Cloud storage player Box, headed by Aaron Levie, has raised US$150m in venture capital from TPG and Coatue Management, valuing the company at US$2.4bn ahead of an IPO expected later this year.
The company publicly filed for an IPO in March but delayed those plans because of weakening demand for tech stocks.
According to an update to Box’s S-1 SEC filing, the company’s sales rose by 94pc at the end of the last quarter while losses increased by 13pc on last year.
Box reported a US$38.5m loss on revenue of US$45.3m in the quarter ended 30 April.
The US$150m raised will buy Box time in order to pick the right moment to list publicly.
TPG’s growth equity fund TPG Growth recently invested in other high-growth tech start-ups, such as Airbnb and Uber Technologies.
“Our mission is to help organisations be more productive, collaborative and competitive by connecting people and their most important information,” Box co-founder and CEO Aaron Levie said.
“This focus has been instrumental in building a customer base that includes some of the most influential businesses in the world. We’re excited to work with TPG Growth and Coatue as we continue to aggressively invest in our customers, technology, and future growth.”
Box today has more than 27m individual users at more than 240,000 businesses globally, including 99pc of the Fortune 500 companies. Its customers include Chevron, Safeway, Pearson, Nationwide Insurance, and General Electric.

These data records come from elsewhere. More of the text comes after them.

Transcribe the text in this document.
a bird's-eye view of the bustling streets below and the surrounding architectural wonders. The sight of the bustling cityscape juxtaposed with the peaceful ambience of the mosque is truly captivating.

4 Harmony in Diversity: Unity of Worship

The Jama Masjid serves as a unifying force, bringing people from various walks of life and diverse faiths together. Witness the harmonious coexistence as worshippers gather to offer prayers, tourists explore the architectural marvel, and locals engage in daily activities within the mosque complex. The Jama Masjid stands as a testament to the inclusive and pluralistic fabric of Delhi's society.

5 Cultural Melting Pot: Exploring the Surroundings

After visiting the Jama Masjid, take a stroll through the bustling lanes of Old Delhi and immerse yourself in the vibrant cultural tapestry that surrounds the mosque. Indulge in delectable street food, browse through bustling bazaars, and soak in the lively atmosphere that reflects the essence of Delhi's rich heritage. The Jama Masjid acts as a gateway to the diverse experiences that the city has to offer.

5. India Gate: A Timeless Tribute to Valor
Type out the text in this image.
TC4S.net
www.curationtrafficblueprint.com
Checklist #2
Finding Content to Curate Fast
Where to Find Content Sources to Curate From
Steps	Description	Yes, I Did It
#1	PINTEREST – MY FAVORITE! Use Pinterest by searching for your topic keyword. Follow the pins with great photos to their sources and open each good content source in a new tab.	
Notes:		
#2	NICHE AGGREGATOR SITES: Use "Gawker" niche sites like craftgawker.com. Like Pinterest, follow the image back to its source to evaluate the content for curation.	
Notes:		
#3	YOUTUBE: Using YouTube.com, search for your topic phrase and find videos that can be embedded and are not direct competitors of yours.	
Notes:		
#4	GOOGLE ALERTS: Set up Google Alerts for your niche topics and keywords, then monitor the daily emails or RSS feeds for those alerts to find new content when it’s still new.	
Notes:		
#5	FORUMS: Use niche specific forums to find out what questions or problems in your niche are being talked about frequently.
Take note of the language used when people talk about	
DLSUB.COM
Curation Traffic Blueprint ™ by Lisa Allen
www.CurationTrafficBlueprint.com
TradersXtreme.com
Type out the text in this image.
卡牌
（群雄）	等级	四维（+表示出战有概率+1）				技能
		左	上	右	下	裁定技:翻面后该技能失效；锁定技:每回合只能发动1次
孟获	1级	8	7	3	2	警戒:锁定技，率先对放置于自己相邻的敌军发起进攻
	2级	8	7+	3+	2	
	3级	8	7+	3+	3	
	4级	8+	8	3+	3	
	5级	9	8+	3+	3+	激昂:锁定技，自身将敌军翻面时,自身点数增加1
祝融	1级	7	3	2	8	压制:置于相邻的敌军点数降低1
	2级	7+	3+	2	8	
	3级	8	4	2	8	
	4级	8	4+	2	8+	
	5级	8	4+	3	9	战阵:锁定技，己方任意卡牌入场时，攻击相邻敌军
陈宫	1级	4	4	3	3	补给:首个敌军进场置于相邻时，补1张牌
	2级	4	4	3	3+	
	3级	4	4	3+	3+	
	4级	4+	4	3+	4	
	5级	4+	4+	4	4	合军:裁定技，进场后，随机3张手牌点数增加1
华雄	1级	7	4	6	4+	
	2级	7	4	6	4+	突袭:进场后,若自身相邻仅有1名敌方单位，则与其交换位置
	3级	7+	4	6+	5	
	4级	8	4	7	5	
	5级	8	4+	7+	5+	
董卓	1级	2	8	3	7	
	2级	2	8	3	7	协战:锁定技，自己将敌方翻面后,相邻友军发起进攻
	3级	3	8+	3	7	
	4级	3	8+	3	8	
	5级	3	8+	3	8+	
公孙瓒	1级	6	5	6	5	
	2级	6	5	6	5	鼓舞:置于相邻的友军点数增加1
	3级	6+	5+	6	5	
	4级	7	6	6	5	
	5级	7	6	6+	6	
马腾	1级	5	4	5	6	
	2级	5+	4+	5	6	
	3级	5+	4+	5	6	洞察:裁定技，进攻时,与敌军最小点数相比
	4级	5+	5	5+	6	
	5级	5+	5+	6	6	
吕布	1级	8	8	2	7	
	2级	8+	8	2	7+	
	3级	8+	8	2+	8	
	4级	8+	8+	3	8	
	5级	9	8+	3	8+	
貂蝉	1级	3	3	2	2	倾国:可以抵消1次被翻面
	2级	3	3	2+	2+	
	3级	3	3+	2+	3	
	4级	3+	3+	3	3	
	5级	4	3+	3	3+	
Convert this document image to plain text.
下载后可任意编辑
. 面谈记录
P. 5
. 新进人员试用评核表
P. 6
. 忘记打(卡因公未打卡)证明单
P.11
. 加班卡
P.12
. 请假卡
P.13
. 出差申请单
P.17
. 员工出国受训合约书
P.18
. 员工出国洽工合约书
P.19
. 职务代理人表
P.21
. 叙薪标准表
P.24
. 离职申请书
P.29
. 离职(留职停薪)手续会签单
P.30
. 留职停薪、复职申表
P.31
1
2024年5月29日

Box has also been positioned as a leader in Gartner’s first-ever ‘Magic Quadrant for Enterprise File Synchronization and Sharing (EFSS)’. Box has been evaluated among 19 vendors in the market on 15 criteria. Box is the only cloud-based provider among the four leaders.
Bryan Taylor at TPG said TPG has a long history in investing in cutting-edge technology companies, and Box is no exception.
“Box has established a strong leadership position in the transition to the cloud, and we are confident that the company can continue to scale.”